ロマンシングサガ3-2 REVIVE OF THE SIX 作:日加利有亮
「おめでとうございます」
「ありがとうガモリー!!」
ネビユがテレビの中から戻ってくると、ガモリーがネビユの勝利を祝った。
「最後の最後に切り札を取ってありましたね。お見事でした」
「あれは運が良かったんだよ。アイツが早い段階で玄武地相に変化させる技を使ってくれたから、アタシも早めに諦めがついた。だって、こっちには地相を変える技が無いんだから、術のみで対抗しなきゃならない。そうなると、先にガス欠するのは間違いなくアタシの方だからね.。そのおかげで、少し魔力を残しておく事が出来たって訳」
「なるほど」
「正直言うと9割方アタシの負けだったと思う」
「そうかも知れませんね」
心を読めたとしても
あれではどうしようも無いですから。
「えっ!?」
ネビユはガモリーの心の声を聴いて、うっかり驚いてしまった。
ガモリーの方は、特に表情を変えなかった。
「やはりそうでしたか」
「バレちゃったか・・。流石はガモリーだね」
「そうでもしない限り、あんなに攻撃を予測できるはずがありませんから」
「そっか・・」
「ですが、完全に分かる訳では無さそうですね」
「うん。強く思った事だけ・・だね。
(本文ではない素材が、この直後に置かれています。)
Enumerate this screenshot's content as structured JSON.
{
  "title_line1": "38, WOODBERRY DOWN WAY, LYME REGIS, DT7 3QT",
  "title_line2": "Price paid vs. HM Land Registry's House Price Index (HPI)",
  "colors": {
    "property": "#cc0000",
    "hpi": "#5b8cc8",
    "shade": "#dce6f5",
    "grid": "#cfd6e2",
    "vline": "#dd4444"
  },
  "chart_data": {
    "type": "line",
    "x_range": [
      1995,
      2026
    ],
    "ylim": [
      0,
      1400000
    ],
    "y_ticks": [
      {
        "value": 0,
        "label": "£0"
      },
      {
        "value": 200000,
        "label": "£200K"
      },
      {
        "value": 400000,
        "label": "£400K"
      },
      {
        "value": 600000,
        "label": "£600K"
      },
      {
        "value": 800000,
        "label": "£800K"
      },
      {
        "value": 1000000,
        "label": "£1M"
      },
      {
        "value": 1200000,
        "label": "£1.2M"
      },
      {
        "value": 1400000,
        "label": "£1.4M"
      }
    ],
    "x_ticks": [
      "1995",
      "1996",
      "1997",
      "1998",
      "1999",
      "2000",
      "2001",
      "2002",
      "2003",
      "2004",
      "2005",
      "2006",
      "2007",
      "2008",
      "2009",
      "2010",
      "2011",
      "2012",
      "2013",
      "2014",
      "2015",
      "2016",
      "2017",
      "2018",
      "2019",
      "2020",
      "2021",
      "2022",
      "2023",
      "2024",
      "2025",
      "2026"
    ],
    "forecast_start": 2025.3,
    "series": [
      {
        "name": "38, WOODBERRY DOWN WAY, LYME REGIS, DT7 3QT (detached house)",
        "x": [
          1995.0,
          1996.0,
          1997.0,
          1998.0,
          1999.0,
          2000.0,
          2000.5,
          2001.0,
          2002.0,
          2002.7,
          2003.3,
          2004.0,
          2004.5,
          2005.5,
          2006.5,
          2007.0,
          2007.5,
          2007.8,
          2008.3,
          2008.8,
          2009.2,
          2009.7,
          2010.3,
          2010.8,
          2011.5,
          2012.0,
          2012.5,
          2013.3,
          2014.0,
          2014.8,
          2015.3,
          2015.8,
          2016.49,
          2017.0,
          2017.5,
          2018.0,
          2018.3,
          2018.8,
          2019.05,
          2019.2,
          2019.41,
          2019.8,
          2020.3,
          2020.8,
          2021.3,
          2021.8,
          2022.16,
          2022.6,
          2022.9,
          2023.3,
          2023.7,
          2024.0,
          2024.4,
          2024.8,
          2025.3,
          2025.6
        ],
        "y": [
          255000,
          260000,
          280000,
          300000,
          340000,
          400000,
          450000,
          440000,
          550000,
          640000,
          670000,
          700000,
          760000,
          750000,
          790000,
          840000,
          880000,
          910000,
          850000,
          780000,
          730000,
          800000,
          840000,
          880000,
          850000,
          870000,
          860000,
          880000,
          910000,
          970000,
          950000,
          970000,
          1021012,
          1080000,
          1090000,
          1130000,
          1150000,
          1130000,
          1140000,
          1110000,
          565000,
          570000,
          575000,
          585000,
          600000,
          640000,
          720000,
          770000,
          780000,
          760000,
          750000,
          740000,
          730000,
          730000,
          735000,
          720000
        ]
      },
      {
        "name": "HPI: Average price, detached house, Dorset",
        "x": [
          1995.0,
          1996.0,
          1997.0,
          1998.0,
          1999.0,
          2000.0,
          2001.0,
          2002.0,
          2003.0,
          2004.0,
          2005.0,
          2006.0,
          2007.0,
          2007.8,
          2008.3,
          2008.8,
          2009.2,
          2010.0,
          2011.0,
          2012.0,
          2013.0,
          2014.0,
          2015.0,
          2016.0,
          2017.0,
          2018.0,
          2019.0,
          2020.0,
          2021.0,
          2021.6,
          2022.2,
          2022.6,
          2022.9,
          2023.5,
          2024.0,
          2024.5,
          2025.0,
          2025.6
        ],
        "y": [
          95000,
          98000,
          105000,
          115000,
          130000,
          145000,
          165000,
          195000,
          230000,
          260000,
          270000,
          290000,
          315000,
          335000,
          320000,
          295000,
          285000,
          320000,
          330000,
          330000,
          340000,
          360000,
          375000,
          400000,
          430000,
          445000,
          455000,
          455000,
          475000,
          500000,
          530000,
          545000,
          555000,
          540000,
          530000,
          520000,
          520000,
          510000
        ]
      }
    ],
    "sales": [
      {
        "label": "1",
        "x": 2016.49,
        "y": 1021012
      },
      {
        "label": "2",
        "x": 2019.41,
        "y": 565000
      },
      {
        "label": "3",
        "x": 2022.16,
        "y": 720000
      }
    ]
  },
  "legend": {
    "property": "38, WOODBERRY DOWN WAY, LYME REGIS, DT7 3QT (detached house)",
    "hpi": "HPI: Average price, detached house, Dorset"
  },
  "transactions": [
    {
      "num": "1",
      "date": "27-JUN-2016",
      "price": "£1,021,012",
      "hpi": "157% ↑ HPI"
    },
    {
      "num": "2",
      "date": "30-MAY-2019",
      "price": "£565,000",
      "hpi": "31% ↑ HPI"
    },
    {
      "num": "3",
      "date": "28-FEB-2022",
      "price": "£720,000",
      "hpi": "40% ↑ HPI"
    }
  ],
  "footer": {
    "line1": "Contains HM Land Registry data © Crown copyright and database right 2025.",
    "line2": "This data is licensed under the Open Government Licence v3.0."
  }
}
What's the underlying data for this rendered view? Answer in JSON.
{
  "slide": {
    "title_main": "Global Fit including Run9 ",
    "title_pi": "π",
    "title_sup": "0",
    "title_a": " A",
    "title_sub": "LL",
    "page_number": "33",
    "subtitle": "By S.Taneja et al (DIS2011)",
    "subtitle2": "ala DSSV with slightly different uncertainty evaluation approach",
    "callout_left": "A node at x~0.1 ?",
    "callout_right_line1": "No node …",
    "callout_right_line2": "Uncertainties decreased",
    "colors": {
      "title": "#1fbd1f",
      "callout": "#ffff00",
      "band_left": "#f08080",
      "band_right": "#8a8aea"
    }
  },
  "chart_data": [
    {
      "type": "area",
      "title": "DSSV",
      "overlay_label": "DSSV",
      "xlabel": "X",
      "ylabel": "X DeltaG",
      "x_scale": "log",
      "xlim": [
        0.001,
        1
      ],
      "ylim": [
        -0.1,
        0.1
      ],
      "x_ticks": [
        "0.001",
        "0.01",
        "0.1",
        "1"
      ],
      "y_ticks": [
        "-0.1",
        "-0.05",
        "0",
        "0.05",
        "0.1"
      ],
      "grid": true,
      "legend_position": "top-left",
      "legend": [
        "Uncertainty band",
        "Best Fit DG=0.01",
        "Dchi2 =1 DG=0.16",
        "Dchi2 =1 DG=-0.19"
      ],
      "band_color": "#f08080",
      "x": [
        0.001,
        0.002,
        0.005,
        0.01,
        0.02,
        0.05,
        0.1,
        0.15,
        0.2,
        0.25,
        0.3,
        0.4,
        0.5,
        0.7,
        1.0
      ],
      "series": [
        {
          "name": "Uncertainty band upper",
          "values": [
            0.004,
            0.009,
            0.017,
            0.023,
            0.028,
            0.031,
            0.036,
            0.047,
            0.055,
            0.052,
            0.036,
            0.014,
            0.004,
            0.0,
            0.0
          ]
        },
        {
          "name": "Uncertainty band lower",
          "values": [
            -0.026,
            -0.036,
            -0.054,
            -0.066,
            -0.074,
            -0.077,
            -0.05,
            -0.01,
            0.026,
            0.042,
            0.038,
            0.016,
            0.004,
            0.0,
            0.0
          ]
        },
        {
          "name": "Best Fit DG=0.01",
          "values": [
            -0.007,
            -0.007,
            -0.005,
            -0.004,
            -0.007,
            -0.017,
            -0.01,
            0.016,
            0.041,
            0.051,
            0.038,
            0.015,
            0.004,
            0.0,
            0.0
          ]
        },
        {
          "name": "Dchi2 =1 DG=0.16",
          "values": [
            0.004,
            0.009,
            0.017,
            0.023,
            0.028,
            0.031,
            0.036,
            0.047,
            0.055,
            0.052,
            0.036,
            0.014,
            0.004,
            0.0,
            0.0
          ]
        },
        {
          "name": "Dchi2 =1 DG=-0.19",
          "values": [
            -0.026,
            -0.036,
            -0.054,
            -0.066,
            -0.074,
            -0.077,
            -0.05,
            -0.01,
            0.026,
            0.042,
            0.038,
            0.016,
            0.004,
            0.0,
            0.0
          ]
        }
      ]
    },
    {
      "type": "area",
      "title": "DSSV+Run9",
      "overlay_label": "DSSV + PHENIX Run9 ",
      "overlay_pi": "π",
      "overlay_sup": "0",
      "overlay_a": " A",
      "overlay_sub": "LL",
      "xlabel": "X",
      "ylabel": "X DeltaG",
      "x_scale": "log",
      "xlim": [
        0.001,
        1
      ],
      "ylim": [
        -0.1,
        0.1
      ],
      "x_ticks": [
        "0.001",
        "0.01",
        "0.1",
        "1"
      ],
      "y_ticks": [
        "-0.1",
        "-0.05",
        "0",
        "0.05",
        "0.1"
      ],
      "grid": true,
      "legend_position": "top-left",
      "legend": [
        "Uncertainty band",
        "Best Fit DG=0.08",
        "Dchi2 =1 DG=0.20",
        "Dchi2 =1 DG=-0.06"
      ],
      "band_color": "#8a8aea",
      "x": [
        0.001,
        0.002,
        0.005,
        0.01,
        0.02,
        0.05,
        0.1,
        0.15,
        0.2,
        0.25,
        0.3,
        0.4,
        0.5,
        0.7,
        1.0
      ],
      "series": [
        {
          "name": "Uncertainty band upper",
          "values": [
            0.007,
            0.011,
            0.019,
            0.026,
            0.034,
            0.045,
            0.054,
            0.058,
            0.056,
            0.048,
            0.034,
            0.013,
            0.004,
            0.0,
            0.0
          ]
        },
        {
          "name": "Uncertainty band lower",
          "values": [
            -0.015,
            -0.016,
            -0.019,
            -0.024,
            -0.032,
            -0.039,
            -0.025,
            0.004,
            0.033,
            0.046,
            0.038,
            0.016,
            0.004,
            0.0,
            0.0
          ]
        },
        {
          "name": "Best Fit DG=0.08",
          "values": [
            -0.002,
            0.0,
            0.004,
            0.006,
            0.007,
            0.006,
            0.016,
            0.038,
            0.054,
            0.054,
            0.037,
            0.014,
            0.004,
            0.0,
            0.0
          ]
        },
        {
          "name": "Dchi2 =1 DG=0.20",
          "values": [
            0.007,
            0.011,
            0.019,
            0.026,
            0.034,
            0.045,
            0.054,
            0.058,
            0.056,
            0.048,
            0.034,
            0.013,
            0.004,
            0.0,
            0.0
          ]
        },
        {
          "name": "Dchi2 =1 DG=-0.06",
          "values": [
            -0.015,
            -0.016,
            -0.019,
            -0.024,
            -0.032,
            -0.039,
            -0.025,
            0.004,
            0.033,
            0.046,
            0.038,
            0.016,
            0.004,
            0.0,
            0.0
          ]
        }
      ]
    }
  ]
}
だから、『今日は何しようか』とか『何食べようか?』みたいに普段思っている事は全然だよ」
ガモリーは言葉を選んで話している。
ネビユが心を読める事を、周りの人間に気づかれないようにするためだ。
ネビユはがくっと肩を落とした。
(せっかく出来た友達なのに)
(また気持ち悪がられちゃうよ・・)
大丈夫ですよ。
「えっ?!」
私は何があっても
あなたの友達です。
「え?え?ガモリー・・。もしかして、あなたも・・」
心が読めるの?と言う前にガモリーが口を開いた。
「いいえ。今のあなたの表情と動きを見たら、何を考えているのかが分かったのです」
「そっかぁ・・。そう言う方法もあるんだ」
「ええ。それでですね」
「うん?」
私の正体も教えますね。
「ど・・どうして?」
「そうしなければフェアではありませんから。もし、聞いても問題ないと仰るなら、これからも私と友達でいてください」
「う・・うん。分かった」
(ガモリーの正体って)
(一体何だろう・・?)
ネビユは唾を飲み込んだ。
私はエデッサの自警団では無く
ピドナ軍の者です。
「・・・あれ?」
ネビユは首を傾げた。
「それだけ???」
ネビユは反対の意味で驚いた。
もっと恐ろしい事を知るのだと思っていたからだ。
「ああそうか・・。ピドナの事を別に悪く思っていないのであれば、そう言う反応でも別に不思議はありませんね」
「そうだよ~・・。正体なんて言うから、『私は人間じゃない』とか『私は男だ』とか言うのかと思った」
「クスクス・・。私は人間ですよ。しかもちゃんとした女です」
ネビユは脱力した。
「ああ~!良かった!!」
「それでは、これからも私と友達でいてくれますか?」
「もちろん!むしろ、アタシからお願いしたいくらい!」
「クスクス・・。良かったです」
ガモリーも肩の力が抜けたようだ。
「ですが、他の方にはこの話は内密でお願いします」
「そうだね。他の人間もアタシと同じ考えとは限らないし」
「はい、その通りです」
ガモリーが右手を出すと、すぐにネビユはその手を握った。
「これからもよろしくお願いしますね、ネビユさん」
「こちらこそ!ガモリー」
2人は手を離した。
「あっ!そう言えばあの時表示されたデータは・・」
ネビユはその先を言おうとしたが、途中でやめた。
「まあ良いか別に。アタシには何の問題も無い事だから」
「そう言っていただけると助かります」
「よし!それじゃあアイツらの所に行きますか!!」
「アイツら・・ですか?」
「そっ!ルネとリーケルのとこ」
「何かお話があるのですか?」
「まあ、ちょっとだけね。大部分は戦いの最中に話したけど」
「そうでしたね」
2人は連れだって移動を始めた。